GDC keystrokes — TI-Nspire CX

P(X = 3): Menu → 5 → 5 → D: Binomial Pdf → n=25, p=0.15, k=3 → 0.2174
P(X ≤ 4): Menu → 5 → 5 → E: Binomial Cdf → n=25, p=0.15, 0, 4 → 0.6821
P(X ≥ 2): 1 − Binomial Cdf → n=25, p=0.15, 0, 1 → 1 − 0.09307 = 0.9069

▸ The point of doing (i) by hand first is to confirm the GDC agrees. Note for students: "all from different families" is the independence signal — worth pointing out explicitly.

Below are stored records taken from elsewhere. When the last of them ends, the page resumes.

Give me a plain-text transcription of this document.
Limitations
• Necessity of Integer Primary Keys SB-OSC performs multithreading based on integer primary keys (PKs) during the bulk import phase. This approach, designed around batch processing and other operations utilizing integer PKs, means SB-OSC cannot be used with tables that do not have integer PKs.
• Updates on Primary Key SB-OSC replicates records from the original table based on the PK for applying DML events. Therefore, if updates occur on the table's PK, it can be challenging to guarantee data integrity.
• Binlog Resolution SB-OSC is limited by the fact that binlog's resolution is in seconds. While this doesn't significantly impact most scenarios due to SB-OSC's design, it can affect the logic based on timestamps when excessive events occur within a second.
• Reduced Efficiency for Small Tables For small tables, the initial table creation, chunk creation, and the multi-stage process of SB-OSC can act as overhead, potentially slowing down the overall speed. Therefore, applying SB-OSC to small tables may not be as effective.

Emphasise that in an exam, binomial probabilities must be found using technology (as stated in the guide for SL 4.8).
Consolidation from the walls: Choose 2–3 boards that show different approaches to the E(X) pattern. Highlight: (1) a group that noticed np from the table, (2) a group that verified it numerically, (3) if any group attempted the algebraic argument. Close by writing \(X \sim B(n, p)\), \(\text{E}(X) = np\), \(\text{Var}(X) = np(1-p)\) and ask: "What would the mean and variance be if n = 20, p = 0.4?" — a quick formative check.